# Performance Python

In physics, we want to do calculations to either analyze existing data or to model physical processes. Very often, numerical methods courses will use a single programming language to teach various methods to do these types of calculations. The issue with this is that research groups will be using a variety of different languages, and the specifics of any particular numerical technique does not translate from one language to another.

In this short talk, we will take a look at an easy problem. We will use matrix multiplication as our sample problem to see what happens when you don't take the eccentricities of your language into account.

## Naive code reuse

Many examples and texts will have code examples for various techniques written in older primitive languages, such as C or FORTRAN. These types of languages are strongly typed, and have no syntax to easily support techniques like object oriented programming. When you want to use these numerical techniques in more modern languages, you may see some unintended consequences.

We will start by creating our initial two matrices for the rest of the talk. We will use the numpy module to generate a couple of large matrices with random floating point numbers in them.

In [12]:
import numpy as np
import math
rows = 200
cols = 200
A = np.random.random((rows,cols))
B = np.random.random((rows,cols))

From here, we might be tempted to just do the naive copy-paste of some matrix multiplication routine from C. When we do that, we might get something that looks like the following:

In [10]:
%%timeit
C = np.zeros((rows,cols))

i = 0
while (i < rows):
    j = 0
    while (j < cols):
        k = 0
        while (k < rows):
            C[i,j] += A[i,k] * B[k,j]
            k += 1
        j += 1
    i += 1


10.6 s ± 18.3 ms per loop (mean ± std. dev. of 7 runs, 1 loop each)


In [65]:
C[1,1]

8297.66274749814

In jupyter, we have access to builtin functions to manage timing of code.

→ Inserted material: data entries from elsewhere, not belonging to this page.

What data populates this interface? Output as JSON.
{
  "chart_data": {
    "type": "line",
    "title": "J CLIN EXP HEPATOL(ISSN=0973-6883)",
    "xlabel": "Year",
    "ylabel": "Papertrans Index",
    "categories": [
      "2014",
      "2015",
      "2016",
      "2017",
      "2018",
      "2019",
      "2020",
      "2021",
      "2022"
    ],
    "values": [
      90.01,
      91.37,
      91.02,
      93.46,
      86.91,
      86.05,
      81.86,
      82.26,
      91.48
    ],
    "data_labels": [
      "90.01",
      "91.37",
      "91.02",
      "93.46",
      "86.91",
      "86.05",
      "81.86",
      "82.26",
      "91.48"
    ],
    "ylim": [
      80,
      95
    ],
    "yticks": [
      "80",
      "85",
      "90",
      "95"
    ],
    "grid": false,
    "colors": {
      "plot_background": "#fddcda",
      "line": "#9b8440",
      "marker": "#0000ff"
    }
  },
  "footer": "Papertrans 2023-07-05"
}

This is the '%%timeit' at the top of the following code block.

This is far from performant. The issue with this type of code is the object model in Python. Core Python is an untyped language. This means that any variable name can be used to refer to any type of object. So, whenever you use a variable anywhere in your code, Python needs to check what is referenced by that name and whether the operation you want to execute can be applied to that type of object. This means that Python is doing checks on every iteration of the loops above.

We can remove some of these checks by doing the loops in a more Pythonic way.

In [11]:
%%timeit
C = np.zeros((rows,cols))

for i in range(rows):
    for j in range(cols):
        for k in range(rows):
            C[i,j] += A[i,k] * B[k,j]


9.8 s ± 18.6 ms per loop (mean ± std. dev. of 7 runs, 1 loop each)


In [67]:
C[1,1]

8297.66274749814

This speed things up a bit, but not as much we could do.


## Using modules

A huge advantage of Python is the large environment of modules made available. We already cheated a bit by using numpy to create our matrices above. Below, we can see the effects of including more and more of the functionality of numpy. As an example, we'll look at applying a trigonometric function to an array of values. The purely Python version looks like

In [23]:
%%timeit

size = 10000000
vals = list(range(size))
ans = list(range(size))
for i in range(size):
    ans[i] = math.tan(vals[i])

5.22 s ± 82.8 ms per loop (mean ± std. dev. of 7 runs, 1 loop each)


It doesn't seem too bad in this case, since the work being done isn't too complicated. But it could be much worse for a more computationally intensive job. Python is wasting time on every call to tan, trying to figure out whether it can apply that function or not. We can force strict typing in Python by using numpy objects. Also, numpy provides functions that operate on entire objects at once.

In [31]:
%%timeit
size = 10000000
nd = np.arange(size)
nd_ans = np.tan(nd)

740 ms ± 14.4 ms per loop (mean ± std. dev. of 7 runs, 1 loop each)


In [25]:
size = 1000000
vals = list(range(size))
ans = list(range(size))
nd = np.arange(size)
nd_ans = np.arange(size)

In [28]:
%%timeit
for i in range(size):
    ans[i] = math.tan(vals[i])

473 ms ± 7.33 ms per loop (mean ± std. dev. of 7 runs, 1 loop each)


In [29]:
%%timeit
for i in range(size):
    nd_ans[i] = math.tan(nd[i])

803 ms ± 8.41 ms per loop (mean ± std. dev. of 7 runs, 1 loop each)